I also have a somewhat nightmarish story about Oakland parking drama. I live in West Oakland, and I love my neighborhood, but the parking ticket situation is starting to get absurd. Last year, my registration sticker got stolen. I didn't notice this until I received a ticket for not displaying it. Never mind the fact that my registration was fully up to date. Having one's sticker stolen, I guess, is a ticketable offense, and one that resulted in my receiving $70 tickets on two different weeks.

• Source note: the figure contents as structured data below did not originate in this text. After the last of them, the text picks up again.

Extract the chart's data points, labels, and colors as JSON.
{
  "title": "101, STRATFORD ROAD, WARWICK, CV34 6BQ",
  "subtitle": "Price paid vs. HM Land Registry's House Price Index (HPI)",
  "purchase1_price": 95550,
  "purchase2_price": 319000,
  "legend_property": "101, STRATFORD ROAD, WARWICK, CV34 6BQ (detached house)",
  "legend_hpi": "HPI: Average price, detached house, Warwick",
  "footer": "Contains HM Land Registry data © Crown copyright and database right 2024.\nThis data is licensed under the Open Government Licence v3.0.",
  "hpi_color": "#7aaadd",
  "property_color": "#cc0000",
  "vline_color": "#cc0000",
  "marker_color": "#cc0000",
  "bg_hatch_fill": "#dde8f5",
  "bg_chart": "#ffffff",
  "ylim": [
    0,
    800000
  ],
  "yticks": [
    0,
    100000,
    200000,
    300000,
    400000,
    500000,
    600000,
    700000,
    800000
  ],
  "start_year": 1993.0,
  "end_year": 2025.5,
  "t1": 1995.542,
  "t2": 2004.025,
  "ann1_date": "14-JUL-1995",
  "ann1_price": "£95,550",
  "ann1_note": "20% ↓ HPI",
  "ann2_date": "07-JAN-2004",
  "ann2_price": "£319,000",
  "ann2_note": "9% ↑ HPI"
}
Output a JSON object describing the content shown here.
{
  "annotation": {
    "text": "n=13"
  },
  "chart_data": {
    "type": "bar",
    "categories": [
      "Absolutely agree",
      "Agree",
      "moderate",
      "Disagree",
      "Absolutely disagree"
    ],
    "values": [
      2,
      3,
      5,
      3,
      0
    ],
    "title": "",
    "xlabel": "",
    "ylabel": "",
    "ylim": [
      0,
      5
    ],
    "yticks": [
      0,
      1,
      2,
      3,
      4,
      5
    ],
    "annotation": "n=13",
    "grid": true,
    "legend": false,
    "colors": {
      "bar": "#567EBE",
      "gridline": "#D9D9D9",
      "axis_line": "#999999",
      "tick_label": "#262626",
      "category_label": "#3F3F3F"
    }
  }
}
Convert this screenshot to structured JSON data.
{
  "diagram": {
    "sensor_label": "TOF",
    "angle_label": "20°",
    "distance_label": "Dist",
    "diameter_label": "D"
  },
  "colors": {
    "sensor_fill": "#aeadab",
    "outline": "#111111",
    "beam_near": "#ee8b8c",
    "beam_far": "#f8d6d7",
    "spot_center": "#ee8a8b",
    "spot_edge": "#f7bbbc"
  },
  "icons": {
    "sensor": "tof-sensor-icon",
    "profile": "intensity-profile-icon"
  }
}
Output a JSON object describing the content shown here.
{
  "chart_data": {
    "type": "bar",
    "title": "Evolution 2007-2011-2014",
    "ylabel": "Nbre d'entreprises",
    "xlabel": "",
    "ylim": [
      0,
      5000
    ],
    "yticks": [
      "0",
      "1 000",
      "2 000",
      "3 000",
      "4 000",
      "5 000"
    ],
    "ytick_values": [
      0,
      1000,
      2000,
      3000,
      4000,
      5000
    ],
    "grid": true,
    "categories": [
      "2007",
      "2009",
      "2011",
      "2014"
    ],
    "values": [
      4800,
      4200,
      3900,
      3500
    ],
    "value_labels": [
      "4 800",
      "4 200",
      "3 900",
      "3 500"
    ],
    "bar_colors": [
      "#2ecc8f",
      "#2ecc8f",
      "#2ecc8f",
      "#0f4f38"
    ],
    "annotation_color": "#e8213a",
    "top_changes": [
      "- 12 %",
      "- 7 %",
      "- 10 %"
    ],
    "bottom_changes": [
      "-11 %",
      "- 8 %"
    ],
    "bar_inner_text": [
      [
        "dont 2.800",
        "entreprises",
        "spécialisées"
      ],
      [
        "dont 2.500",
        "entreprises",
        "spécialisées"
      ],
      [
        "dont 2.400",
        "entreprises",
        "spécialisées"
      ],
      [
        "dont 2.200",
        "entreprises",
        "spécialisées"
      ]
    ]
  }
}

The thing is that the CA DMV is slow and I work every day. I simply don't have the time to stand in line and get the sticker replaced if I want to work enough to make rent. This means that I wasn't able to get a replacement sticker within the meager and arbitrary-seeming 3-week period in which one can contest these tickets (why only three weeks?). I filed a police report so that I would have official documentation that my registration was stolen, which I included in a letter to the City of Oakland. But when I applied to the DMV by mail for a replacement sticker, I never received one at all! Eventually, I had to reluctantly use one of my holidays and go to the DMV myself to get a sticker replacement. By that time, when I applied to have the parking tickets cancelled, I was told that I had contested them too late, and that now my fines had increased to nearly $200 for each of them. They now amount to something like $249 each.
This is absurd.
Effectively, what is happening here is that the City of Oakland is punishing me not only having been robbed, but also punishing me again for the sheer inefficiency of the state bureaucracy! I'm a graduate student and don't have the nearly $500 that these tickets now amount to. This essentially means that the DMV is now preventing me from registering my car! Notwithstanding the irony of this all, if I start receiving tickets for not displaying my 2010 registration sticker next month, the snake will truly have bitten its Kafkaesque tail. Oakland needs to find a better way to solve its financial crisis than punishing people who have done nothing wrong.
From what's recalled in this space, Councilmember Kaplan thinks parking problems like this are just part of the process. It's OK, as long as the City's budget receives parking revenue.
Raising the sales tax is a better and more efficient way to go than this practice. Moreover, another source reports that the City of Oakland's actually losing money when compairing parking enforcement costs versus revenue collection.
Councilmember Kaplan, what say you on that?